Now, on to the Sox signings. Drew first. Drew is getting the same AAR as Soriano per WARP at $2.5 Mil per - again, using an average of his last five years. Here's the thing there - Drew's productivity was greatly hampered by injury. Taking an average of his three healthy years, he's only getting about $2.1 Mil per WARP. So, and this has also been discussed ad nauseam, if healthy Drew is a good signing, even looking at the big numbers in the contract, according to the current market cycle. Thanks to all the negative press, people are conveniently ignoring the fact that he is the closest thing to a 5-tool player to hit the market in years. If it weren't for the injury history, he simply couldn't be had. We're taking the risk. End of story.

So. The knocks on Drew of course are that he is injury-prone (which he is), and that he doesn't play with "passion". The first is a semi-legitimate beef, since he has missed a lot of time over the years. However, he's had two fluke bone breaks, and has also received praise from former managers for playing while hurt. I tend to think this is just bad luck for the most part. I mean, he's no Nomar, that's for goddamn sure. The second is just garbage. Sure, everybody loves Trot Nixon's dirty style of play (and media presence) but you'd be arguing pretty hard to convince me Manny's been "playing with passion" the past years. All we should concern ourselves with is the production. Their personalities are their own.

As an aside, the biggest complainers about Drew's lack of passion are the Dodger fans, who hail from Los Angeles, the most spiritually abject place on the planet. I mean, please. It's getting to the point where we should remove the word "irony" from the dictionary.

The Lugo signing, and I will be the first to point out that I was for keeping Gonzalez on the cheap when it was still an option, and before Soriano had destroyed the marketplace, may turn out to be a steal. He's only getting $1.9 Mil AAR per WARP, and by all accounts he will perform at a higher level in Fenway, and in this lineup, than he has historically. I don't know - I liked Gonzalez's glove a lot, but Lugo brings a lot of different facets to the team. We'll see, but again, based on his historical performance, and compared to the current market rates, he'll be underpaid! Insane.

Now, let me be clear: I've gone through this exercise just to make Sox fans feel better. Really, the Sox simply needed to sign both players since Manny was not going to bring their replacements back. We needed a right-fielder with some power and defensive ability. We needed a #5 hitter. We needed a SS. We're a big market team and we went out and bought the best we could find. That is all.

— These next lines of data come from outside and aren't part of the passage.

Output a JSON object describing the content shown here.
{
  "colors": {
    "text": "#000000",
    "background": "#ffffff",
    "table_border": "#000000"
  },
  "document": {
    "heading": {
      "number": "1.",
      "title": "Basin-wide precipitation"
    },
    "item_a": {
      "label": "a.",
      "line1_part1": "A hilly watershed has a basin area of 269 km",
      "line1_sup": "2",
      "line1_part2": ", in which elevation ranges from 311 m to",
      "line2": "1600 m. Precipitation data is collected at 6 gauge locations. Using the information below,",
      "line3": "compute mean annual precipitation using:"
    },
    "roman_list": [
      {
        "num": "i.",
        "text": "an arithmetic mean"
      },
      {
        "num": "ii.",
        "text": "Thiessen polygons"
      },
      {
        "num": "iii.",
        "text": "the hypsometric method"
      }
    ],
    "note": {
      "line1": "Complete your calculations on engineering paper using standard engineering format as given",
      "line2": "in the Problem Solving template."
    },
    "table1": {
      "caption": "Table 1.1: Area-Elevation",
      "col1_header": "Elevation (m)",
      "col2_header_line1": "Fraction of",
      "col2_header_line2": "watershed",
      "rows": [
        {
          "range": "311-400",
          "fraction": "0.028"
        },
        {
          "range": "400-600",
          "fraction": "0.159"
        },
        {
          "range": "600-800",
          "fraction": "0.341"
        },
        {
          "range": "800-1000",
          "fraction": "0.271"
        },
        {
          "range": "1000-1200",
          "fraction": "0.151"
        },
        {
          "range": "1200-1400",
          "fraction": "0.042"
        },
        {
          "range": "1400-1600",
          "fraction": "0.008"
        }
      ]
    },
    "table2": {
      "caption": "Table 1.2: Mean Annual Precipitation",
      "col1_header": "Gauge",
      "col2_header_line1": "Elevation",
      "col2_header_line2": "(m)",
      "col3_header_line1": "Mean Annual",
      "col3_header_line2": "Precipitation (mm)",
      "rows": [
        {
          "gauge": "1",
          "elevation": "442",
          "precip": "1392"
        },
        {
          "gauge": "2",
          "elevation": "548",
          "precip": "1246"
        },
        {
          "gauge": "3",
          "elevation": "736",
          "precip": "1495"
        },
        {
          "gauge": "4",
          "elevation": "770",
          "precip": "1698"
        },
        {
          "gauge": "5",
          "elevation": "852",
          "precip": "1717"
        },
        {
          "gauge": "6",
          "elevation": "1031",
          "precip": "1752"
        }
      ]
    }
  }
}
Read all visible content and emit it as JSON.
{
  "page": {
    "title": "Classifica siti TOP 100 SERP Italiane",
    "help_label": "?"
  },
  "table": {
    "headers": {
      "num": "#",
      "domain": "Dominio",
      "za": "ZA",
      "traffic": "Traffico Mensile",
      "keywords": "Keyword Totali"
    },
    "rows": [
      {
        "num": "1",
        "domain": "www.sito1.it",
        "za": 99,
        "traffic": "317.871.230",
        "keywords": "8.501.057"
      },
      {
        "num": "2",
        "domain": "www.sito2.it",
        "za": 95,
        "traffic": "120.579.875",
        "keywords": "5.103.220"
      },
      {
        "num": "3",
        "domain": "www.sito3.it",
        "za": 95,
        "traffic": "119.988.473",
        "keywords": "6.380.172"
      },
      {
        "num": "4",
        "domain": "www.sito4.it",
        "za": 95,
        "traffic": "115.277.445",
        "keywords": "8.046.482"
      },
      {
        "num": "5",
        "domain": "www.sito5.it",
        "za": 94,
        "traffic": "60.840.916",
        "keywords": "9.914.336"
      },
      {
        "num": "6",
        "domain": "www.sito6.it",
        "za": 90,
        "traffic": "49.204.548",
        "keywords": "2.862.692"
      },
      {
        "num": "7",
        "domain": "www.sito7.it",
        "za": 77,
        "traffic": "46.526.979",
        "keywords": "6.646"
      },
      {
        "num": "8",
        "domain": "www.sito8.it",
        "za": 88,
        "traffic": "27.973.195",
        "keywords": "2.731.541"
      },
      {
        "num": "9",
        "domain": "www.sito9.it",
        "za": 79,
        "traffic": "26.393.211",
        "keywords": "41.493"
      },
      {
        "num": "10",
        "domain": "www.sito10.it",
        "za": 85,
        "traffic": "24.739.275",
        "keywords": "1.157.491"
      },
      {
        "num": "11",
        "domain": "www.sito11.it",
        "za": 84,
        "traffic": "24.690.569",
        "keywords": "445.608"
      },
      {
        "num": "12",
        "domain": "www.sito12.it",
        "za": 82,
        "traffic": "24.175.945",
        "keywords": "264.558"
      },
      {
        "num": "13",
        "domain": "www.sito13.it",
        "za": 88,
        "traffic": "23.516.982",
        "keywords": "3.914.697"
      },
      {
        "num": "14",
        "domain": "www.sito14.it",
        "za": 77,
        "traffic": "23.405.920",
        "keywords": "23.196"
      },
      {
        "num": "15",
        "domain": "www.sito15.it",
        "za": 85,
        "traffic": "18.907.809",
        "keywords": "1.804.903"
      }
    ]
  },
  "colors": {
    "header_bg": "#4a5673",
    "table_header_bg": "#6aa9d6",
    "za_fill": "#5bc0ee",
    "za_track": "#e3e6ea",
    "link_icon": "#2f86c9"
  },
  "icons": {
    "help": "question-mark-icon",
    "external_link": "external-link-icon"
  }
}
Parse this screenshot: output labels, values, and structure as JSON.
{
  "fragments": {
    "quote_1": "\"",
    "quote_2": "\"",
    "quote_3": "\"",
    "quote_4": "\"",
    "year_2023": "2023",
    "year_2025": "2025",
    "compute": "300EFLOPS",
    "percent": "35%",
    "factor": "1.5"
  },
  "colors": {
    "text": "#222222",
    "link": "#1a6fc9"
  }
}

What we're seeing now in the media, and within the fanbase IMO, is a significant backlash due to the Matsuzaka posting outcome being followed by the Manny trade circus (and anti-climax) and the two big FA signings. Right now the Sox are the 800-lb. gorillas in the room at the winter meetings. The Yanks already have a massive lineup they could hardly expect to improve upon, and just needed to quietly acquire a couple of arms. Notice that the $26 Mil they shelled out to talk to future #4/#5 starter Igawa didn't cause even a ripple in the media. They'll probably sign Pettitte on a one-year deal to finish his career, and he'll be a key piece to what is looking on paper like a championship-caliber team. And nobody is saying anything because the Sox are stomping around the offseason table like Godzilla. Oh, and also, the stomping makes for good copy.

The position many of us will find ourselves in - even moreso than we do already - is that of Second Bully. For years we've defined ourselves as the Galahad of the baseball world: cursed, ever questing for the Holy Grail of a Series title while battling the Dragon from New York. Well, the grail is ours as of 2004, and with this offseason, the Sox have officially begun breathing fire in the eyes of the rest of baseball. This of course does not change our situation one bit - we are still chasing the biggest payroll in American sports in the toughest division in MLB, and we'll do what we have to do. When all is said and done, there's just one requirement: win. However, it's clear the days of sympathetic fans from other cities are long gone.